Riding high on gasohol

Gasohol, the newest weapon in the administrationhs energy arsenal, has been characterized as an effort to "stretch hamburger with filet mignon;" and that assessment is painfully apt. Indeed alcohol is a superb automotive fuel, just as filet mignon is the king of meats -- but both, unfortunately, are far too expensive for the everyday diet of the American consumer.

The public's intoxication with the prospect of saving imported gasoline with alcohol produced from "home brew" is, however, understandable. Ostensibly we can use the solar energy falling upon Iowa or Nebraska to grown corn which will be distilled in American factories to displace imported oil. Proponents also argue that gasohol production will help support farm prices and eat up some of the grain surplus resulting from our embargo against the USSR.

While gasohol -- one part alcohol and nine parts gasoline -- is usable interchangeably in today's auto fleet, its drawback is not technical. Racing car drivers and model airplane enthusiasts can readily attest to the superiority of alcohol fuels -- just as we all acknowledge the delectability of filet.
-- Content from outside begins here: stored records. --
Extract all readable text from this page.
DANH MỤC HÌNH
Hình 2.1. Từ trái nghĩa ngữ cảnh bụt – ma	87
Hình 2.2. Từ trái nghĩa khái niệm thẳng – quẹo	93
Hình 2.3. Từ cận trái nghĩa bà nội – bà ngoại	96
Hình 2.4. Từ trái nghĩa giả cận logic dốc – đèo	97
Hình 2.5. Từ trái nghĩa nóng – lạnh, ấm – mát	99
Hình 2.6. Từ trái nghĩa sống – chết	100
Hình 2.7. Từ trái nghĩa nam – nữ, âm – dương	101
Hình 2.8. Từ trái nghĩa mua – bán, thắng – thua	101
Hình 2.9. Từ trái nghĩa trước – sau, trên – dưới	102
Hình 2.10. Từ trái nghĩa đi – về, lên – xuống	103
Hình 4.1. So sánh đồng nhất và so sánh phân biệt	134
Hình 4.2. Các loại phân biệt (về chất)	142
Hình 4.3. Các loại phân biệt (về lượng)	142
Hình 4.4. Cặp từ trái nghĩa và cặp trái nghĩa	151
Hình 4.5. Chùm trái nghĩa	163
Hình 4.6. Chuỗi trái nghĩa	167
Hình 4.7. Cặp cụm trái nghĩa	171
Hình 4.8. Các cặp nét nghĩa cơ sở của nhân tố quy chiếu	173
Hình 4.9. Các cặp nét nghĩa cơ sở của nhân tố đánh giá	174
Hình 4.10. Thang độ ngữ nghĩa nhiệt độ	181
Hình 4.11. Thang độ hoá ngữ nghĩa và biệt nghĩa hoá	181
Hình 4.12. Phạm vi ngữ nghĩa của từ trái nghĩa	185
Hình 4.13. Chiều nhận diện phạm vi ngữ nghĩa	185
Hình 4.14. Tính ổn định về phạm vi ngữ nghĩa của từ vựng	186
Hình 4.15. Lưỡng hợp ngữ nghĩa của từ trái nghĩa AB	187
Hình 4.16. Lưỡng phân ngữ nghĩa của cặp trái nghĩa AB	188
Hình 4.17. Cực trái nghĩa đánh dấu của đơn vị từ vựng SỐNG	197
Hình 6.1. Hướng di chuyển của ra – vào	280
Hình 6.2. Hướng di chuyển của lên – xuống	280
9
The real problem is gasohol's cost. Alcohol sells for upward of $1.60 per gallon and contains only 60 percent of gasoline's energy; stripped of subsidies, it costs the equivalent of $2.60-plus per gallon of gasoline "saved."

Offsetting this high cost is an impressive array of federal and state subsidies which can reduce the apparent cost to zero. The federal excise tax exemption reduces the price of alcohol by a full 40 cents; and many states, particularly in the farm belt, waive the state tax as well, lowering the alcohol price another 40- 90 cents or so per gallon. In addition, gasohol gets a partial entitlement -- a piece of the oil import equalization kitty -- now worth 35 cents a gallon, while a variety of investment tax credits reduce alcohol's cost still another 5-10 cents.

These massive subsidies are the key to gasohol's heady popularity: there now are over 1,000 service stations retailing gasohol in 20 states, naturally concentrated in the farm belt. The US consumer has responded vigorously -- to the publicity or the novelty or some patriotic urge; and sales of gasohol are now limited only by alcohol availability. Indeed, consumers actually pay 10 cents more for gasohol than gasoline, in spite of its lower energy content.

The "Gasoholics" argue the justice of a price premium, pointing to alcohol's 100-plus octane rating and citing test data from corn- producing Nebraska which show 7 percent better gas mileage. However, the Congressional Office of Technology Assessment decried that data as statistically unreliable.

Prof. John Heywood, director of Sloan Automotive Laboratory at MIT, states "there is no engineering basis for expecting any mileage gain in a property tuned car." In fact, controlled laboratory and road tests indicate a loss in fuel economy, paralleling gasohol's lower energy content; and while some road tests show no loss, the conflicting evidence is traceable to poor carburetor settings. If an engine is running rich, the leaning effect of alcohol will cause a slight improvement in engine efficiency. But that same gain results if the engine is properly tuned and run on gasoline. In cars with the newest emissions controls, even that "gain" is excluded.

Thus the mileage gain with gasohol in illusory, and it costs $2.60 to displace a gallon of gasoline worth $1.000 at the refinery. This is the equivalent of $120 per barrel of oil, or three times the present inflated OPEC price.

Furthermore, the annual cost burden on consumers will be large, albeit hidden -- about $2 billion per year. Yet, even if successful, the program will only cut oil imports by one percent. Why, then has an improbable coalition of politicians, environmentalists, oil companies, and farmers all joined the gasohol bandwagon?

For the administration, it is a quick cosmetic fix, which is politically costless because all consumer costs are well camouflaged. Most environmentalists support gasohol as renewable solar energy, although some object to substituting food for fuel, arguing that this shuffles rather than solves a shortage.

While farmer support is obvious, that of the oil companies is more subtle. Besides being profitable, alcohol blending eases the expensive transition to lead-free fuels. Moreover, given its popular appeal, the oil companies, like the auto manufacturer's would only compromise their credibility by opposing gasohol; but they scrupulously and conspiciously do not endorse any of the extravagant claims for savings.

Thus, in the absence of informed opposition, the administration seems to be following Marie Antoinette's dubious solution to a bread shortage, "let them eat cake." President Carter proposes to stretch gasoline supplies by letting us burn "steak" -- alcohol, the filet mignon of fuels.